The next big City Employee myth has to do with the DROP program. DROP is a program that allows a city employee to retire, but continue working for up to five more years. When they continue working, the city puts their retirement into a savings account, and continues to pay them as an employee. Sounds like double dipping on the surface, but the simple reality is that someone has to do that job, and whoever it is has to be paid. The benefit of DROP to an employee is the savings account, which gives the a chunk of cash at the end of the program. many employees use that cash to pay off homes, vehicles, etc., allowing for a nicer retirement. The benefit of DROP to the city is getting an experienced employee for five years that they don'y have to pay into retirement or health insurance ofr, saving lots of money over the employee they'ed have to replace them with if DROP was not there. This all means that DROP is actually a money saving program for the city. The big lie is that it's a money waster, but it's easier to justify the lie than to explain the truth.

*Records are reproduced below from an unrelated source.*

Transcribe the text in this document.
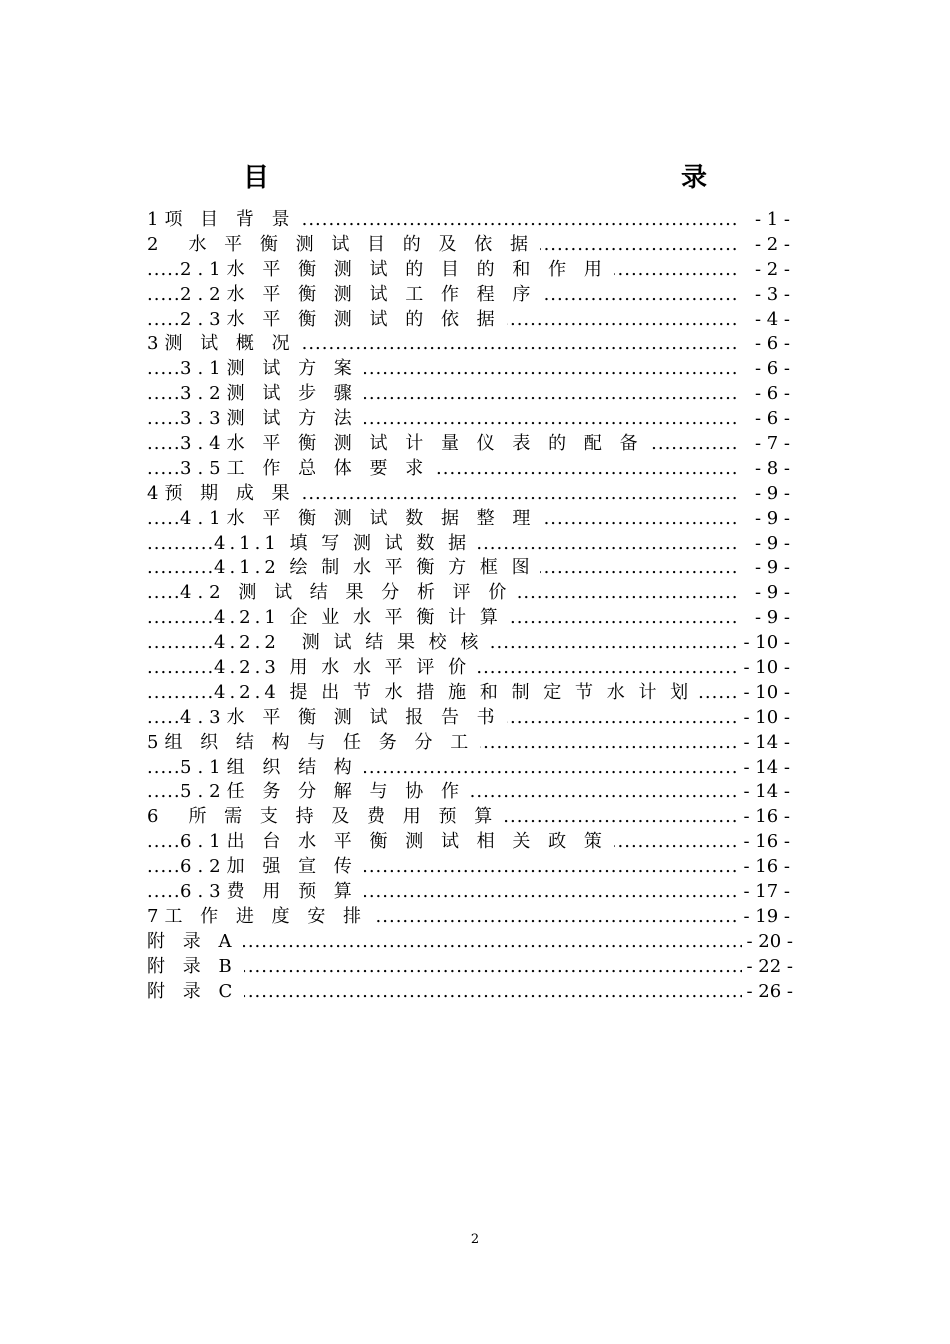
目　　录
.....
1项 目 背 景	- 1 -
.....
2　水 平 衡 测 试 目 的 及 依 据	- 2 -
.....
2.1水 平 衡 测 试 的 目 的 和 作 用	- 2 -
.....
2.2水 平 衡 测 试 工 作 程 序	- 3 -
.....
2.3水 平 衡 测 试 的 依 据	- 4 -
.....
3测 试 概 况	- 6 -
.....
3.1测 试 方 案	- 6 -
.....
3.2测 试 步 骤	- 6 -
.....
3.3测 试 方 法	- 6 -
.....
3.4水 平 衡 测 试 计 量 仪 表 的 配 备	- 7 -
.....
3.5工 作 总 体 要 求	- 8 -
.....
4预 期 成 果	- 9 -
.....
4.1水 平 衡 测 试 数 据 整 理	- 9 -
.....
4.1.1 填 写 测 试 数 据	- 9 -
.....
4.1.2 绘 制 水 平 衡 方 框 图	- 9 -
.....
4.2 测 试 结 果 分 析 评 价	- 9 -
.....
4.2.1 企 业 水 平 衡 计 算	- 9 -
.....
4.2.2　测 试 结 果 校 核	- 10 -
.....
4.2.3 用 水 水 平 评 价	- 10 -
.....
4.2.4 提 出 节 水 措 施 和 制 定 节 水 计 划	- 10 -
.....
4.3水 平 衡 测 试 报 告 书	- 10 -
.....
5组 织 结 构 与 任 务 分 工	- 14 -
.....
5.1组 织 结 构	- 14 -
.....
5.2任 务 分 解 与 协 作	- 14 -
.....
6　所 需 支 持 及 费 用 预 算	- 16 -
.....
6.1出 台 水 平 衡 测 试 相 关 政 策	- 16 -
.....
6.2加 强 宣 传	- 16 -
.....
6.3费 用 预 算	- 17 -
.....
7工 作 进 度 安 排	- 19 -
.....
附 录 A	- 20 -
.....
附 录 B	- 22 -
.....
附 录 C	- 26 -
2
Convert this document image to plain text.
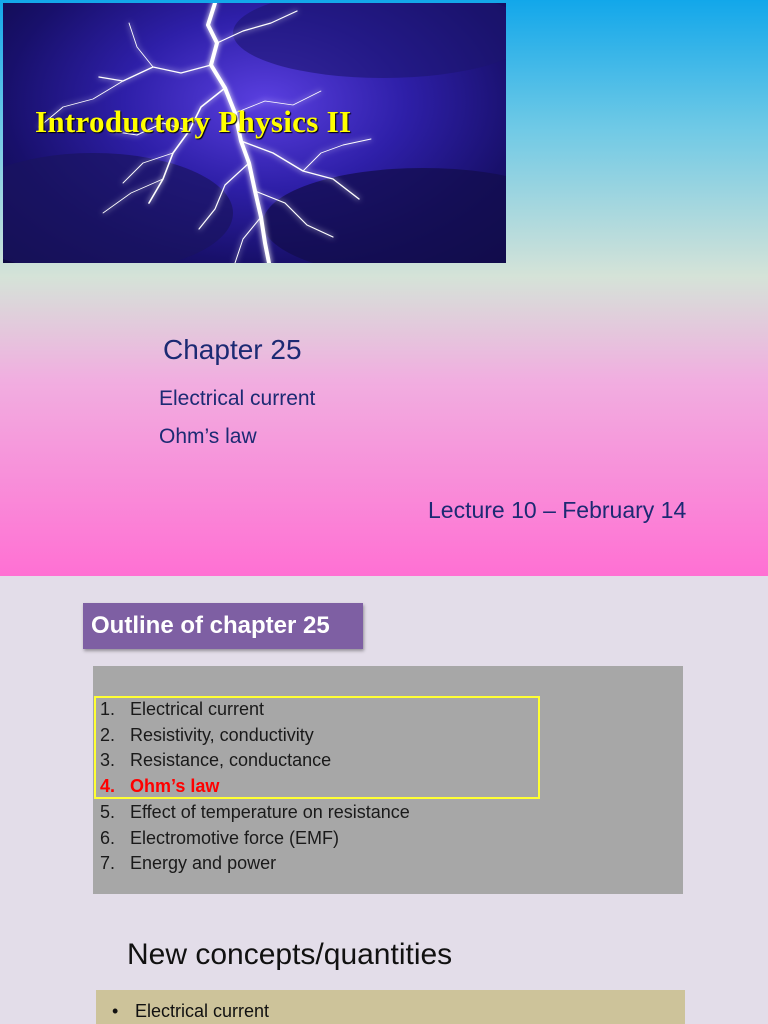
Introductory Physics II
Chapter 25
Electrical current
Ohm’s law
Lecture 10 – February 14
Outline of chapter 25
1. Electrical current
2. Resistivity, conductivity
3. Resistance, conductance
4. Ohm’s law
5. Effect of temperature on resistance
6. Electromotive force (EMF)
7. Energy and power
New concepts/quantities
• Electrical current
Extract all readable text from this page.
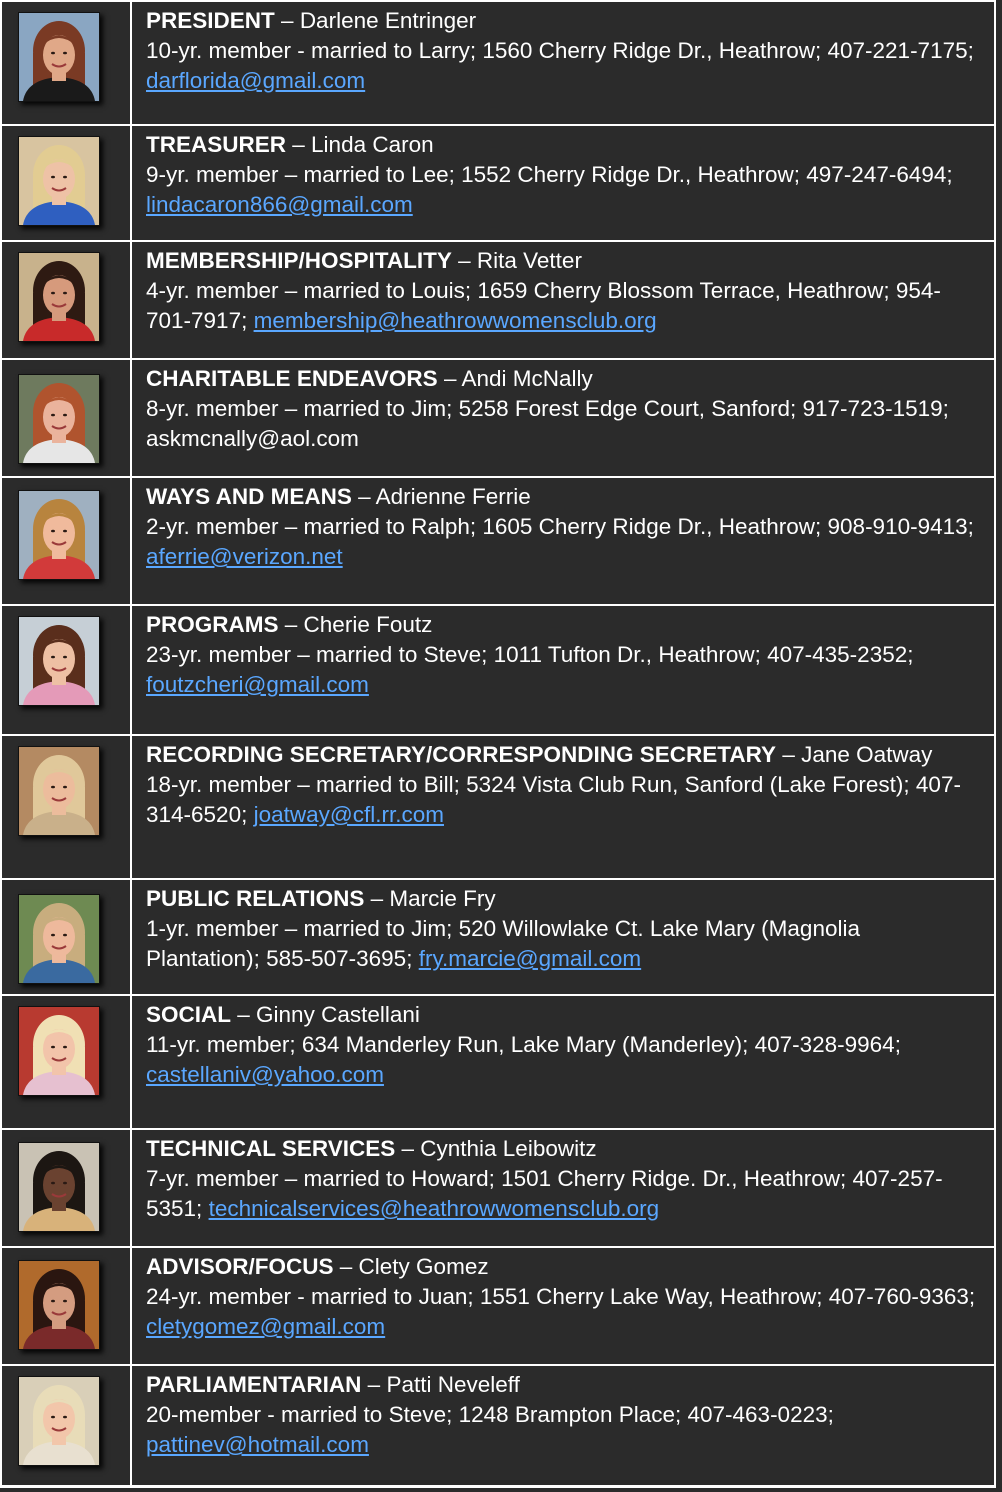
PRESIDENT – Darlene Entringer
10-yr. member - married to Larry; 1560 Cherry Ridge Dr., Heathrow; 407-221-7175; darflorida@gmail.com
TREASURER – Linda Caron
9-yr. member – married to Lee; 1552 Cherry Ridge Dr., Heathrow; 497-247-6494; lindacaron866@gmail.com
MEMBERSHIP/HOSPITALITY – Rita Vetter
4-yr. member – married to Louis; 1659 Cherry Blossom Terrace, Heathrow; 954-701-7917; membership@heathrowwomensclub.org
CHARITABLE ENDEAVORS – Andi McNally
8-yr. member – married to Jim; 5258 Forest Edge Court, Sanford; 917-723-1519; askmcnally@aol.com
WAYS AND MEANS – Adrienne Ferrie
2-yr. member – married to Ralph; 1605 Cherry Ridge Dr., Heathrow; 908-910-9413; aferrie@verizon.net
PROGRAMS – Cherie Foutz
23-yr. member – married to Steve; 1011 Tufton Dr., Heathrow; 407-435-2352; foutzcheri@gmail.com
RECORDING SECRETARY/CORRESPONDING SECRETARY – Jane Oatway
18-yr. member – married to Bill; 5324 Vista Club Run, Sanford (Lake Forest); 407-314-6520; joatway@cfl.rr.com
PUBLIC RELATIONS – Marcie Fry
1-yr. member – married to Jim; 520 Willowlake Ct. Lake Mary (Magnolia Plantation); 585-507-3695; fry.marcie@gmail.com
SOCIAL – Ginny Castellani
11-yr. member; 634 Manderley Run, Lake Mary (Manderley); 407-328-9964; castellaniv@yahoo.com
TECHNICAL SERVICES – Cynthia Leibowitz
7-yr. member – married to Howard; 1501 Cherry Ridge. Dr., Heathrow; 407-257-5351; technicalservices@heathrowwomensclub.org
ADVISOR/FOCUS – Clety Gomez
24-yr. member - married to Juan; 1551 Cherry Lake Way, Heathrow; 407-760-9363; cletygomez@gmail.com
PARLIAMENTARIAN – Patti Neveleff
20-member - married to Steve; 1248 Brampton Place; 407-463-0223; pattinev@hotmail.com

The last reality we'll discuss here tonight has to do with those associations, again. From what I've seen, the POA does a pretty good job of representing it's officers, and fighting the cuts and lack of respect it receives from the Mayor and City Council. They take out TV ads, block what they can, and, in general, work hard for their members. They are handcuffed in one way, however - they can't legally strike, so they really have no teeth. The MEA has long given up the fight. They don't do anything to assist their employees, to the point of being neglegent in their representation. The mayor says "jump", the MEA says "how high?". Because of the laws against a strike by city employees, there is really no opportunity for the associations to truly represent their members. I never advocate a strike, understand, but they must have the threat of a strike to have any bargaining power at all.
I'm sure this is all just boring information to most of you, but it's important to have the facts in order to make informed decisions about how your City is run. This information is so badly misrepresented every day that it's impossible to see the truth. Worst of all, it's the politicians - the ones I should be able to agree with, like Carl DeMaio and Jerry Sanders - who lie about all this every day, even though they absolutely know the truth. They lie because the lies are more exciting than the truth, and they know the public won't check it out. Well, here it is - your opportunity to read and check out the truth. I hope you do, for the good of everyone in this City.